The dealership also learned to keep the videos brief -- less than two minutes -- so viewers wouldn't lose focus and so they would continue to Auburn's Web site.
"As long as we keep the videos short and relevant, we're serving up just what the customer is asking for,'' Welch said.
True to the brand
Welch, who bought into the dealership during a six-year transition period and became outright owner in 2011, says the idea for the first trek came naturally because he grew up driving Volkswagens.
His first car was his mother's hand-me-down 1969 Beetle. His second was a 1976 Rabbit. He remained loyal when the brand fell upon hard times in the United States.
Volkswagen sales dwindled in the 1980s, and Welch remembers the challenge of trying to sell them when he started working at a different dealership, in 1992.
"I was selling them when no one wanted to," he said. "But in '93 it all started to turn around with the Jetta."
Many of the videos that Welch commissioned this year focus on car enthusiasts, often at gatherings of Volkswagen owners.
Welch says the videos play particularly well to Volkswagen's target market and the dealership's clientele in Seattle, home to legions of young tech-savvy white-collar workers who care about the environment.
The videos often are backed by an electronic music soundtrack. John Polnik, who runs the social media firm Interpolnik and works with Welch on the videos, says he trusts his young video producers to give the segments a youthful feel.
It's a break from the ordinary advertising model, says Polnik. Rather than explaining why people should buy a product or visit a store, the videos focus on customers and community groups.
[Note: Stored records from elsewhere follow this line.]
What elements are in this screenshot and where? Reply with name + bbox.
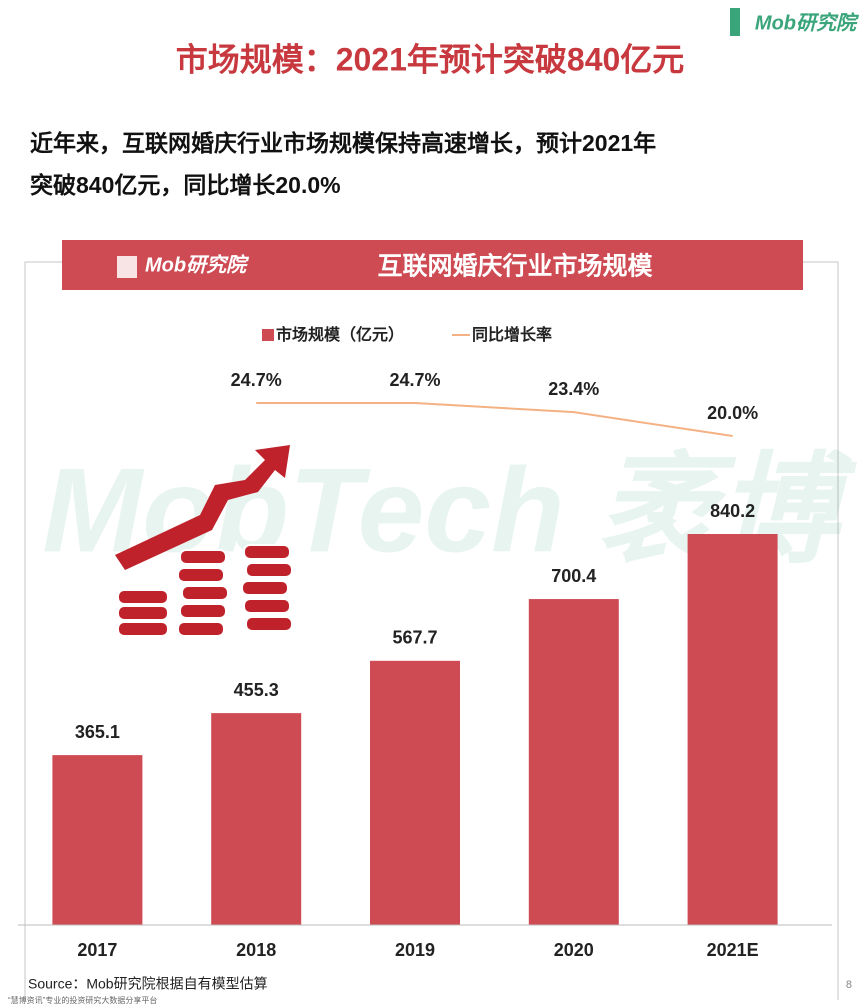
- x-tick-label: 2018: [236, 940, 276, 960]
- subtitle-line: 近年来，互联网婚庆行业市场规模保持高速增长，预计2021年: [30, 130, 656, 156]
- bar: [528, 599, 619, 925]
- x-tick-label: 2021E: [707, 940, 759, 960]
- bar: [370, 660, 460, 925]
- illustration: [115, 445, 293, 637]
- bar: [52, 755, 143, 925]
- data-label: 455.3: [234, 680, 279, 700]
- logo-icon: [730, 8, 740, 36]
- subtitle-line: 突破840亿元，同比增长20.0%: [30, 172, 341, 198]
- page-title: 市场规模：2021年预计突破840亿元: [176, 41, 685, 77]
- source: Source：Mob研究院根据自有模型估算: [28, 976, 268, 992]
- chart-logo-icon: [117, 256, 137, 278]
- legend-label: 市场规模（亿元）: [276, 325, 404, 344]
- data-label: 700.4: [551, 566, 596, 586]
- legend-label: 同比增长率: [472, 325, 552, 344]
- bar: [687, 534, 778, 925]
- legend-swatch: [262, 329, 274, 341]
- data-label: 365.1: [75, 722, 120, 742]
- data-label: 24.7%: [231, 370, 282, 390]
- chart-header: [62, 240, 803, 290]
- chart-logo: Mob研究院: [145, 253, 250, 276]
- x-tick-label: 2020: [554, 940, 594, 960]
- data-label: 23.4%: [548, 379, 599, 399]
- data-label: 20.0%: [707, 403, 758, 423]
- data-label: 567.7: [392, 628, 437, 648]
- footer-note: “慧博资讯”专业的投资研究大数据分享平台: [8, 995, 157, 1005]
- page-number: 8: [846, 979, 852, 991]
- logo: Mob研究院: [755, 11, 860, 34]
- chart-title: 互联网婚庆行业市场规模: [377, 252, 653, 281]
- line: [256, 402, 733, 437]
- x-tick-label: 2017: [77, 940, 117, 960]
- x-tick-label: 2019: [395, 940, 435, 960]
- bar: [211, 713, 302, 925]
- data-label: 840.2: [710, 501, 755, 521]
- data-label: 24.7%: [389, 370, 440, 390]
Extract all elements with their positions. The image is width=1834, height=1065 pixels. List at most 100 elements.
They just have Auburn Volkswagen's logo at the beginning or end.
This is the type of content that people will share on social media Web sites "because they don't feel that they're being sold," Polnik says.
"If you make a commercial, very few people are going to share it on their Facebook page, or their Twitter feed," he added.
But making videos about car enthusiasts "buys goodwill, and it spreads the brand all over the place, like wildfire. It's fantastic."